How Do Continuous Flow Water Heaters Work?February 13, 2019
Like most water heating systems, copper pipes are working industriously under the hood of this appliance. But they’re not just transporting the hot liquid, nor are they storing the water. No, in continuous flow water heaters, copper pipes function as the central heating elements within the heater housing. They receive cold water, just like any other appliance in this class. From here, though, the operational mechanics alter significantly.
A Hot Copper-Tubed Heart
In place of a standard dip tube and a group of water-transporting copper tubes, plus that all-important storage tank and elements, the design is condensed down to a much more efficient water heating configuration.
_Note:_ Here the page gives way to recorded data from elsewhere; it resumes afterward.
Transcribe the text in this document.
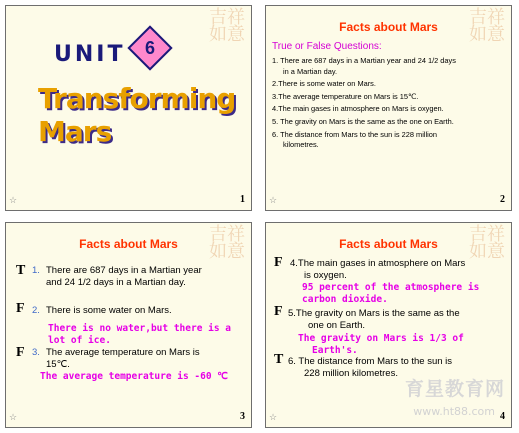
吉祥如意
UNIT	6
Transforming Mars
☆	1
吉祥如意
Facts about Mars
True or False Questions:
1. There are 687 days in a Martian year and 24 1/2 days
in a Martian day.
2.There is some water on Mars.
3.The average temperature on Mars is 15℃.
4.The main gases in atmosphere on Mars is oxygen.
5. The gravity on Mars is the same as the one on Earth.
6. The distance from Mars to the sun is 228 million
kilometres.
☆	2
吉祥如意
Facts about Mars
T 1. There are 687 days in a Martian year
and 24 1/2 days in a Martian day.
F 2. There is some water on Mars.
There is no water,but there is a
lot of ice.
F 3. The average temperature on Mars is
15℃.
The average temperature is -60 ℃
☆	3
吉祥如意
Facts about Mars
F 4.The main gases in atmosphere on Mars
is oxygen.
95 percent of the atmosphere is
carbon dioxide.
F 5.The gravity on Mars is the same as the
one on Earth.
The gravity on Mars is 1/3 of
Earth's.
T 6. The distance from Mars to the sun is
228 million kilometres.
育星教育网
www.ht88.com
☆	4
The thermal energy is delivered straight to the copper tubes, which curve and corkscrew around a system heat exchanger. A compact burner unit is located below this heat exchanger assembly. It lays inactive until a hot water tap is turned. And that’s the secret to its success, an electronically ignited burner, one that’s not ceaselessly warming a storage tank.
An Electronically Ignited Fire
Without a pilot light or an inefficient appliance thermostat, the microprocessor controlled ignition delivers high-tolerance temperature control. The heat is controllable to plus or minus a single degree Celsius, in other words. Now, having framed the basic building blocks, let’s go deeper. That heat exchanger doesn’t operate by itself, there are feedback-tuned components that converse digitally with the microprocessor managed burner. For example, there’s a water mixing valve and flow sensor located inline. They’re positioned way back at the cold water inlet tube. For the hot water outlet, a temperature sensor safely controls the thermal characteristics of the outgoing stream, so a bather is always protected from scalds.
Opting For an Electrically Powered Counterpart
Gas-fueled models are more efficient than their electrically powered counterparts. Generally speaking, the fan and gas burner configuration operates superbly when paired with an ignition and fuel regulating assembly. However, especially when gas isn’t available, an electric appliance may be the only workable option. In this case, the burner/fan module is replaced by a number of elements, which are designed to instantly heat those same cold water-carrying copper tubes. Heat exchanger technology still applies here, but the required quantity of electrical energy may make the option less desirable, particularly when used in a region that uses high electrical energy tariffs.
Short-circuiting old design approaches, the storage tank is dropped from the appliance blueprint. On continuous flow water heaters, it’s the heat exchanger, ignition microprocessor and tightly arrayed package of copper tubes that sits at the heart of the design, not an inefficient, energy-sapping storage tank.